Русское молчание: изба и камень - страница 29
В 1905 году в Петербурге издается четвертая книга Шестова – сборник афоризмов «Апофеоз беспочвенности. Опыт адогматического мышления», ставшая своего рода манифестом раннего периода его творчества. 70 лет спустя французский исследователь русской мысли Жан-Клод Маркаде назовет эту книгу пророческой для развития философии XX столетия.[80]
В самом деле, утрата универсальной традиции, исчезновение корней, ощущение потерянности, бездомности, беспочвенности становятся общим и для культуры, и для философии прошлого столетия: Лев Шестов осознает и выражает это одним из первых. Трагический скептицизм мыслителя, подвергающего «деконструкции» устои и ценности современной цивилизации, является главной доминантой книги: «Нужно усомниться не затем, чтобы потом снова вернуться к твердым убеждениям… Нужно, чтобы сомнение стало постоянной творческой силой, пропитало бы самое существо нашей жизни».[81]Вслед за Ницше Шестов «философствует молотом» – его метафизическое иконоборчество не знает пределов. Апофатическое ничто – конечная и одновременно исходная точка мыслителя. Ничто – как конец, завершение и одновременно абсолютная возможность…
С одной стороны, «Апофеоз беспочвенности» вызвал почти скандальный резонанс – появилось множество откликов, включая тексты Василия Розанова и Алексея Ремизова, с другой – Шестову казалось, что его книгу неправильно воспринимают и ее проблематику неверно истолковывают (кстати, и впоследствии такое впечатление будет возникать у него от большинства рецензий на его сочинения).

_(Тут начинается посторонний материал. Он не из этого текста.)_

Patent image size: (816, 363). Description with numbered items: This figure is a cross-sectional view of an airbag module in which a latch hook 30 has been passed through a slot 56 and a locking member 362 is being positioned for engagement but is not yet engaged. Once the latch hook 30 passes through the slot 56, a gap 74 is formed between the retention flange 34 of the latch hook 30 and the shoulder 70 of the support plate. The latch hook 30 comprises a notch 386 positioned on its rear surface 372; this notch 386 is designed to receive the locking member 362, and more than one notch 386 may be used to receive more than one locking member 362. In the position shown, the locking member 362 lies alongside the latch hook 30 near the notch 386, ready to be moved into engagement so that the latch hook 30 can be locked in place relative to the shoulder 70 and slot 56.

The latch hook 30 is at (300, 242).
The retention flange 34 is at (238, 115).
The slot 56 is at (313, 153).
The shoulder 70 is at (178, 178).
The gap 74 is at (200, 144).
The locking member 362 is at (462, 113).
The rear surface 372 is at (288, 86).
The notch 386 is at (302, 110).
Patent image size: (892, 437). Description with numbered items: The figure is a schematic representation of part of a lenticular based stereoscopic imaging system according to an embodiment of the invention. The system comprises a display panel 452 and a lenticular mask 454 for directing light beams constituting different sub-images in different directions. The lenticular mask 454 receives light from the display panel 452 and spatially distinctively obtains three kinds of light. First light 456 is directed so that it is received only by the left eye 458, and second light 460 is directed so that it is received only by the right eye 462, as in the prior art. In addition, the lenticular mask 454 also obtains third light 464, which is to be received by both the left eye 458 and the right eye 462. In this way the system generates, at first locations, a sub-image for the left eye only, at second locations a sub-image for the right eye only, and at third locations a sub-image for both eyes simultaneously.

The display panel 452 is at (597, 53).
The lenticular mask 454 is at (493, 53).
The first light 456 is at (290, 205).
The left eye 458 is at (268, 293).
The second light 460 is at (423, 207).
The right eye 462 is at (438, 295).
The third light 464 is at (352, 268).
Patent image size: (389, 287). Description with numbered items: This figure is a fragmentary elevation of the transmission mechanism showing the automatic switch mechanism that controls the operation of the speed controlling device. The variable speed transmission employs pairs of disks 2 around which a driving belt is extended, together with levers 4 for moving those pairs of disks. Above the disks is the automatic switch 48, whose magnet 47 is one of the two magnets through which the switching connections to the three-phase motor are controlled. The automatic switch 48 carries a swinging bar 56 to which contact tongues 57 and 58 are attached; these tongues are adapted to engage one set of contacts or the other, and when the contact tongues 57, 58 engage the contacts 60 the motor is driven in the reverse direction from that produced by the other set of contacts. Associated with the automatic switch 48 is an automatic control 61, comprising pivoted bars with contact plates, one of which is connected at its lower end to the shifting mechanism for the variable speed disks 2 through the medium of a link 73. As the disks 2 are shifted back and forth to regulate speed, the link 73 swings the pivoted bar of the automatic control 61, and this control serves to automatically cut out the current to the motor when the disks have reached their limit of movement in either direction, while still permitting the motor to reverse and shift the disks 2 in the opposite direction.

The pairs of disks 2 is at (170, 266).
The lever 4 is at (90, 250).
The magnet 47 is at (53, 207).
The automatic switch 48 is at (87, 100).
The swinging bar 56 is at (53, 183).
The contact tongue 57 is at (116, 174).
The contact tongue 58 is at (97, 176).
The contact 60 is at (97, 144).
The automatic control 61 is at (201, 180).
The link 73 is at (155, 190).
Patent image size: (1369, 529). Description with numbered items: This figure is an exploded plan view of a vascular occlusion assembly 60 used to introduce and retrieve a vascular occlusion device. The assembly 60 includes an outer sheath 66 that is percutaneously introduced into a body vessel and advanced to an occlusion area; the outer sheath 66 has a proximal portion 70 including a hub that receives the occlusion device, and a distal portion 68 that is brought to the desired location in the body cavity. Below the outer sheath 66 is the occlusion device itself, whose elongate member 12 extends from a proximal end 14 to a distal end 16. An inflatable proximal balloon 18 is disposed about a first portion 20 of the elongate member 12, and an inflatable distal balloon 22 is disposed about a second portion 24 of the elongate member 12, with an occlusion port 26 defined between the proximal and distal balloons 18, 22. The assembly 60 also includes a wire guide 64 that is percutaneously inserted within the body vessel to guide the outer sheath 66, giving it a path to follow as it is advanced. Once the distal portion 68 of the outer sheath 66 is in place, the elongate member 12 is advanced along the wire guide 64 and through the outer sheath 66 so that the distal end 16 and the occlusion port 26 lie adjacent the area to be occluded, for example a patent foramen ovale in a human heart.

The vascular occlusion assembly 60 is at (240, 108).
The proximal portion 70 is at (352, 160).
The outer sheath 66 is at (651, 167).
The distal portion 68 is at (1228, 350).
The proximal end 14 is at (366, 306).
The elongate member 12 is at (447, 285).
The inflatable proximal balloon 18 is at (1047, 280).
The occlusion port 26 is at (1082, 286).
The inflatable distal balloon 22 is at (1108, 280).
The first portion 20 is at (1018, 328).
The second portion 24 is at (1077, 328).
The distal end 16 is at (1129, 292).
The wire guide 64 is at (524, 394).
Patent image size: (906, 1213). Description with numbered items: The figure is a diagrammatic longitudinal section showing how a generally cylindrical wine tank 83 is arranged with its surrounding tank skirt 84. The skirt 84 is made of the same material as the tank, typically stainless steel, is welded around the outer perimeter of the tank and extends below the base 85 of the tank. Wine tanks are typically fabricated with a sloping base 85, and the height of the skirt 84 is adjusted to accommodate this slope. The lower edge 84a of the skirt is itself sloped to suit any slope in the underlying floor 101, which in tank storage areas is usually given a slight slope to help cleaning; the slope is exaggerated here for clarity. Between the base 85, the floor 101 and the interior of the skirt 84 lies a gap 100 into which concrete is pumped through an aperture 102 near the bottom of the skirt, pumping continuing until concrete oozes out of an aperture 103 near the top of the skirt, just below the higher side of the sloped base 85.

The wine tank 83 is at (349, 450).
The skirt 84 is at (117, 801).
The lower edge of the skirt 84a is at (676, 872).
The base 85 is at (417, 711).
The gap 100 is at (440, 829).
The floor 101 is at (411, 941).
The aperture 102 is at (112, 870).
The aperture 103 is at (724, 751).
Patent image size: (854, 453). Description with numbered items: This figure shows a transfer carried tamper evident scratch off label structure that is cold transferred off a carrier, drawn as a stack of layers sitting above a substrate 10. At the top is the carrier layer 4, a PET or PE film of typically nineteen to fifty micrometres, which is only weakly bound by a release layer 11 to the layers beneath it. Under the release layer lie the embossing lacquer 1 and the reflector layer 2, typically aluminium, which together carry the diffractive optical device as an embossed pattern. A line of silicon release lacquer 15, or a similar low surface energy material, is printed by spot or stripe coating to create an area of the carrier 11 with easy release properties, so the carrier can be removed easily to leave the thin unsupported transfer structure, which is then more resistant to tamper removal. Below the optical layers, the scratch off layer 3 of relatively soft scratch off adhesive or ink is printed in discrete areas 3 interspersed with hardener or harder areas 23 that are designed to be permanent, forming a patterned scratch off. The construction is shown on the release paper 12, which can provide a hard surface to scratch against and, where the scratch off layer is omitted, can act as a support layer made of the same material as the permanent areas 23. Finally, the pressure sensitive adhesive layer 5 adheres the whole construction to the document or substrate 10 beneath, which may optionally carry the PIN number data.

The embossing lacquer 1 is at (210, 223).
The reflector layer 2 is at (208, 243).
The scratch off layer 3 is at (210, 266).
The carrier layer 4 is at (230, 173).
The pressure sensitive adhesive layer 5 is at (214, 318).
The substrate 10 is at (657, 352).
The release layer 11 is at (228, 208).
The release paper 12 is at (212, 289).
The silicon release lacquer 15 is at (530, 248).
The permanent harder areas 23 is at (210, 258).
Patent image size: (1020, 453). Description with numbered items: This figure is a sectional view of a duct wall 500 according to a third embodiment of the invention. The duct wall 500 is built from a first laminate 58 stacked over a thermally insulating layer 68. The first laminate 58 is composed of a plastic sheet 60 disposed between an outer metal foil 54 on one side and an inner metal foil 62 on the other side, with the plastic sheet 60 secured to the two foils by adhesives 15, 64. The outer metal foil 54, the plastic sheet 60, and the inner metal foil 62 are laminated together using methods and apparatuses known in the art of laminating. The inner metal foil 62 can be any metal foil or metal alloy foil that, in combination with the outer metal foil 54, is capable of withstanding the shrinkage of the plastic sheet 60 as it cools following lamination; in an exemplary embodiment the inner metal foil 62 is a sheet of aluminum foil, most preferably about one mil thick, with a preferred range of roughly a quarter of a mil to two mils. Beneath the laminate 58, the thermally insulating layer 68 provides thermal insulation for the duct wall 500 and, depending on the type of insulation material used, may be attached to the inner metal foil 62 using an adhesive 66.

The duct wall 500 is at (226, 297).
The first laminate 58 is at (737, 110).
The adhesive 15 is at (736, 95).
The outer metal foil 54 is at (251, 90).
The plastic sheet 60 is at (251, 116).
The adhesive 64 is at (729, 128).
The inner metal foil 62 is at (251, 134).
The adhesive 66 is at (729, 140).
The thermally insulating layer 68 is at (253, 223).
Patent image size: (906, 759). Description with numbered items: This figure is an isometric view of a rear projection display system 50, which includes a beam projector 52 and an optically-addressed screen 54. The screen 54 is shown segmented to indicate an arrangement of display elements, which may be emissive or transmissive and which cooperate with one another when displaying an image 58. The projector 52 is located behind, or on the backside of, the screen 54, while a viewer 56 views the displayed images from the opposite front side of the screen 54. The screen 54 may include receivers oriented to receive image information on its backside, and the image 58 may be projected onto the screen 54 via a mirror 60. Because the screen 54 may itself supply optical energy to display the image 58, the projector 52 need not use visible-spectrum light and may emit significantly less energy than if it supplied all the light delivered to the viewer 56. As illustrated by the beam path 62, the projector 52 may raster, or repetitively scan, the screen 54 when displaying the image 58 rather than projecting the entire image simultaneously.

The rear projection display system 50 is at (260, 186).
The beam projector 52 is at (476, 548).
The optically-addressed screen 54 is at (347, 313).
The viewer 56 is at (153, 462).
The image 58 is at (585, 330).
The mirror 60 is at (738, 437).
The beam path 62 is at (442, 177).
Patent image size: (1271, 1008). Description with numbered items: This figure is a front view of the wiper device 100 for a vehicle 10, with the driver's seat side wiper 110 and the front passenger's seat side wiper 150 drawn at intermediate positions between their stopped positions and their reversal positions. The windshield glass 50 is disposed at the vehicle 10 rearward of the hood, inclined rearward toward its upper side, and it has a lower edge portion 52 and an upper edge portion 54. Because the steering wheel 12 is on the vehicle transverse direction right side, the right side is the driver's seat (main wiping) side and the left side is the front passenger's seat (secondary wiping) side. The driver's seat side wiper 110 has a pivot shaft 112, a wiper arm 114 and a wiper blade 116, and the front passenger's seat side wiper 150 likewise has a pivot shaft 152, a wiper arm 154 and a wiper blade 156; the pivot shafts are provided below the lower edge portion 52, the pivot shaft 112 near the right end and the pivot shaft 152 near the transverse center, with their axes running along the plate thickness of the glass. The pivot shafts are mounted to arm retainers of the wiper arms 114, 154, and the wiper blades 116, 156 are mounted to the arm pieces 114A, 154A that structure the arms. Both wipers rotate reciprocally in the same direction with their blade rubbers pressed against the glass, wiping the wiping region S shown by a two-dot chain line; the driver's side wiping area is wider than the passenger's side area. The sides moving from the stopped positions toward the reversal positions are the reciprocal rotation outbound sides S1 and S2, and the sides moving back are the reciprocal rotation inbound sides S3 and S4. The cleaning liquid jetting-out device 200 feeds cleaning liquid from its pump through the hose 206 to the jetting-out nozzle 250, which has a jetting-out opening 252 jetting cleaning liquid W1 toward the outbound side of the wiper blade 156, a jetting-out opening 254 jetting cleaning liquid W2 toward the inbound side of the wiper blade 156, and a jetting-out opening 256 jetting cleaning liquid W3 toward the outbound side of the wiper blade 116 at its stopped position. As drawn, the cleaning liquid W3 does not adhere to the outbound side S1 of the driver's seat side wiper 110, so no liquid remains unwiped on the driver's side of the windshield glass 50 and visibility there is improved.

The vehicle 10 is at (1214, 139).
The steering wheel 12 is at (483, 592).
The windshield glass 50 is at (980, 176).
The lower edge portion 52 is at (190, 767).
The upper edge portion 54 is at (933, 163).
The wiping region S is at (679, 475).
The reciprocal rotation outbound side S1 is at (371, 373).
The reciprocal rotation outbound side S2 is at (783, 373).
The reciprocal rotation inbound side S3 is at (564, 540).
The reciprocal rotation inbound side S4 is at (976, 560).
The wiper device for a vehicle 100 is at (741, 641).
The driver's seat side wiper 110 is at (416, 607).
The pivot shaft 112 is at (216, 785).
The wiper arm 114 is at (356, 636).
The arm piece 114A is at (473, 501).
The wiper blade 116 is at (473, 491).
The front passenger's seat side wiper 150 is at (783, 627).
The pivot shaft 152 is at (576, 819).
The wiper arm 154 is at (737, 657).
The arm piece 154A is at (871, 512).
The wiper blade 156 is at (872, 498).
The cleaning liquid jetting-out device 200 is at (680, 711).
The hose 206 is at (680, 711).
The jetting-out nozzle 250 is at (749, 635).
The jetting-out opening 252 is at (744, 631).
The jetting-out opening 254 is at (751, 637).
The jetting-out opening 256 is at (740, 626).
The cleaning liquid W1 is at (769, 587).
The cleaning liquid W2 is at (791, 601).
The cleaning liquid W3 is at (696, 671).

В этот момент в марте 1905 года в журнале «Вопросы жизни» появляется пространная статья Бердяева «Трагедия и обыденность», рассматривающая «Апофеоз беспочвенности» в связи с предшествующими работами Шестова. Этот текст один из лучших среди написанных о Шестове до его эмиграции из России в 1920 году. Бердяев, несомненно, высоко оценивает новую работу Шестова, но при этом оговаривается, что лучшей его книгой он считает предшествующую – «Достоевский и Ницше. Философия трагедии». «Апофеоз беспочвенности» кажется ему опасным в том смысле, что, провозглашая адогматическое мышление в качестве абсолюта, книга становится догматической… «Потерявшая всякую надежду беспочвенность превращается в своеобразную систему успокоения, ведь абсолютный скептицизм также может убить тревожные искания, как и абсолютный догматизм… Трагическая беспочвенность не может иметь другого “апофеоза”, кроме религиозного и тогда уже положительного».[82]Именно в этом первом тексте Бердяева о Шестове (всего он напишет четыре больших статьи о своем друге, не считая мелких рецензий) проступает вся сложность отношений мыслителей друг к другу. Как и для Шестова, основная метафизическая интуиция Бердяева – острое ощущение царящего в мире зла, которое не может быть оправдано никакими философскими системами, никакой теодицеей. Он такой же страстный спорщик, полемист, неоднократно говоривший, что для выражения собственных идей ему надо от чего-то оттолкнуться, вступить в полемику, – он должен мысленно представить себе оппонента и спроецировать его вовне. Бердяев с изначальным антиномизмом своей мысли и романтической бунтарской установкой оставался человеком, не приемлющим догматизм любого рода, все принудительное, навязанное извне – общественным мнением, коллективом или даже церковью. Как и Шестов, Бердяев в определенном смысле был метафизическим анархистом, религиозным индивидуалистом, космополитом, для которого «беспочвенность» являлась фундаментом творчества. Но при этом талант аналитика сочетался у него с синтетическим даром, огненная страстность – с духовной трезвостью, анархическая устремленность – с соборностью, рыцарский максимализм – с широтой и веротерпимостью, одиночество – с социальностью, апофатическое философствование – с катафатическим. Сложный, запутанный творческий путь молодого Бердяева (он был либеральным марксистом, кантианцем, испытал сильное влияние Ницше и т. д.) завершился принятием им христианства – и христианским мыслителем он оставался всю свою жизнь.